Thursday, July 09, 2009
Mortgage Default Crisis - Brutal Past 2-Months
M Hanson Advisors – Real Estate & Finance
The Mortgage Pages - July 9th 2009
- Mortgage Default & Foreclosure Crisis - Brutal Past Two-Months
- Will loss reserves decrease again in Q2?
- Long-term default trends broken
- Prime, Jumbo Prime, and Option ARMs leading the way
- FL and NV - 1 in 5 homeowners in default or foreclosure
- 637k NEW mortgage delinquencies in May
- Q1 new loan production down slightly from Q1 2008
Our mission is to provide our clients a significant edge. This is done by turning the daily, market-moving real estate and mortgage news flow and events into old news by the time it makes headlines. - Mark Hanson
With earnings on tap, one of the major pro-financials arguments I have been hearing lately is the continued reduction of loss reserves. I just assumed that everyone was in the ‘reserve building’ camp this quarter. The fact is, defaults are rising across the board. With respect to residential real estate, defaults and foreclosures were up over 20% in Q1 relative to Q1 our data show.
A couple of weeks ago Lender Processing Services put out its monthly mortgage performance observation report that I skimmed through. The charts and results looked a lot like our data, so I filed it away in the mental hard drive and moved on. But upon closer examination over the past few days, the report was very enlightening. They also show that conditions continue to worsen, but only in the past couple of months long standing seasonality trends were broken and mortgage performance turned markedly worse.

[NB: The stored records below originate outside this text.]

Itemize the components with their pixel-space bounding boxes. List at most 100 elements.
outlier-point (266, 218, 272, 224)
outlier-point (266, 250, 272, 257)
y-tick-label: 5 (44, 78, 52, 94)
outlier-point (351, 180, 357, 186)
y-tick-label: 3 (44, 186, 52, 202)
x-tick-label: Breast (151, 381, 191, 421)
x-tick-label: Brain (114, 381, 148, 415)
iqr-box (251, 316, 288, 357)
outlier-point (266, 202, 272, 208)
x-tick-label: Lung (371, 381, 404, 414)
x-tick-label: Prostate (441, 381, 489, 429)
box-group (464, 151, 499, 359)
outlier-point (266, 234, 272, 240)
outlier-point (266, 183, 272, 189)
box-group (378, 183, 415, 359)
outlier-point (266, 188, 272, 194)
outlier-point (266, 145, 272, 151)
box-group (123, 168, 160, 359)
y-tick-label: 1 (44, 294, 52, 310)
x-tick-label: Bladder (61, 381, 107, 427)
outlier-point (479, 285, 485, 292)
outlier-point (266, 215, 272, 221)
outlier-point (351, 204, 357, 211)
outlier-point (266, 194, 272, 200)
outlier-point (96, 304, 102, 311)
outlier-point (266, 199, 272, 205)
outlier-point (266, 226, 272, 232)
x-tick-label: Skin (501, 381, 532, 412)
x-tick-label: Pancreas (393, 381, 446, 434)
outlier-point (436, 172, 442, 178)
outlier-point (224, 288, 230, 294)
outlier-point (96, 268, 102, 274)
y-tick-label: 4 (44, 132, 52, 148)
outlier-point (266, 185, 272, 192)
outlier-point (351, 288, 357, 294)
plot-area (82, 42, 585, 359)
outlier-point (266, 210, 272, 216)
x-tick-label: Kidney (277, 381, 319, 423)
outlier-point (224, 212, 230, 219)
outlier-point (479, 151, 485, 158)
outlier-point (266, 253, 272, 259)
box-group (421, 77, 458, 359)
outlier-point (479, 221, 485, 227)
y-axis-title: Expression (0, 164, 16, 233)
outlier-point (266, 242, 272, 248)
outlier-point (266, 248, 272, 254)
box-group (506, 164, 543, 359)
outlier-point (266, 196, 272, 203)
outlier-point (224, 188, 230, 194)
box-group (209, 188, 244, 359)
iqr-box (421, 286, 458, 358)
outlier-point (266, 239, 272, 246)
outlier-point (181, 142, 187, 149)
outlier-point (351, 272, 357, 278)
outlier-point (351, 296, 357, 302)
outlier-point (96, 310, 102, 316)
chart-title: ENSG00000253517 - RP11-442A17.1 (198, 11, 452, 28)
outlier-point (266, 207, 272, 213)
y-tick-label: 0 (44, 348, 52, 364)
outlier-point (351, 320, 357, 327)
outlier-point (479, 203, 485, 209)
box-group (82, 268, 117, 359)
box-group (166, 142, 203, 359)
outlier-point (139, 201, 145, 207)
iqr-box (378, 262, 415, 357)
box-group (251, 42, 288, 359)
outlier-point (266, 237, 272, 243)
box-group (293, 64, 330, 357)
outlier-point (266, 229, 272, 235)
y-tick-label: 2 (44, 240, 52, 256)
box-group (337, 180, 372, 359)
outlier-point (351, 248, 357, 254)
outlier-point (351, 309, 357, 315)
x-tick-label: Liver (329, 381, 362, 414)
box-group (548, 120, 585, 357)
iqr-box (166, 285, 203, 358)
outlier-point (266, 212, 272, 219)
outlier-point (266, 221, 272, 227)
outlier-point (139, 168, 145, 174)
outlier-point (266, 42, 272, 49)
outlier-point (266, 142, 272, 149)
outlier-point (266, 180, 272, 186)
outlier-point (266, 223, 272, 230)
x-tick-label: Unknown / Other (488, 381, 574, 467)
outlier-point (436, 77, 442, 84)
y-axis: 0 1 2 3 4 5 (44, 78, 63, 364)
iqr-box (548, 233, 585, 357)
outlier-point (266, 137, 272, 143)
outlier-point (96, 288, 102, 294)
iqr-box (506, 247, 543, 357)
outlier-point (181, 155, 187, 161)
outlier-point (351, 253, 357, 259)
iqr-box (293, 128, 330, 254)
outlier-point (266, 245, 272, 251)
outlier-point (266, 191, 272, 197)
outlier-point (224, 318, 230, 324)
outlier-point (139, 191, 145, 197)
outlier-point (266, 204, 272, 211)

The report is 3mb so instead of attaching, below are the charts that are the most important. If you want the full report, please shoot me a note and I will send. Mark
Defaults, Foreclosures and Seasonality Trends Broken
May month-over-month default increase over 300% above the average for past four years.
Foreclosure inventories across Pay Option, Subprime and Alt-A continue to surge -- up 88.3% y-o-y. This shows how lagging foreclosures actually are. The foreclosure resales for sale today are from 30-day loan defaults that first happened from 1 to 1.5 years ago -- the heart of the Subprime Implosion. This highlights how much housing supply is in the foreclosure pipeline at any given time.
As explained in the previous chart, the massive default surge in higher grade paper over the past 6 months shown below will not produce foreclosure-related housing supply for months down the road…even longer with mortgage modifications in full force that extent out the default and foreclosure crisis. This will keep supply/demand fundamentals strained indefinitely, especially with lending outside of $417k still extremely tight relative to 2002-2007.
ONE in FIVE properties in FL and NV are in some stage of foreclosure. Now that is what you call supply.
This number even shocked me -- this equates to 1.3% of ALL mortgage loans in the country becoming delinquent in May alone. This is out of control. We track from Notice-of-Default, which is at 90-days typically. At 90-days most borrowers don’t cure. But as values come down, jobs continue to be lost and financing remains tight, more and more 30-day delinquencies are making all the way to foreclosure. Therefore, this 637k number is now very important and comes into play.
What happened in April and May? A complete break of trend can be seen here. This is significant.
The same significant trend break can be seen here.
The perfect mortgage credit crisis -- the perfect borrowers, many that don’t need the help and that will not spend their $100 month refi savings, are the only ones able to borrow.
The epidemic mortgage mod re-default rate averaging 60%-70% will keep foreclosure related housing supply on the market for years.
This is another great example of why mortgage mods are ineffective -- they are addressing the problem far too late in the process. As a mortgage mod bear, this data is a positive to me. But if they wanted to make mods more effective, they would hit the borrower with force at the 30-day late mark.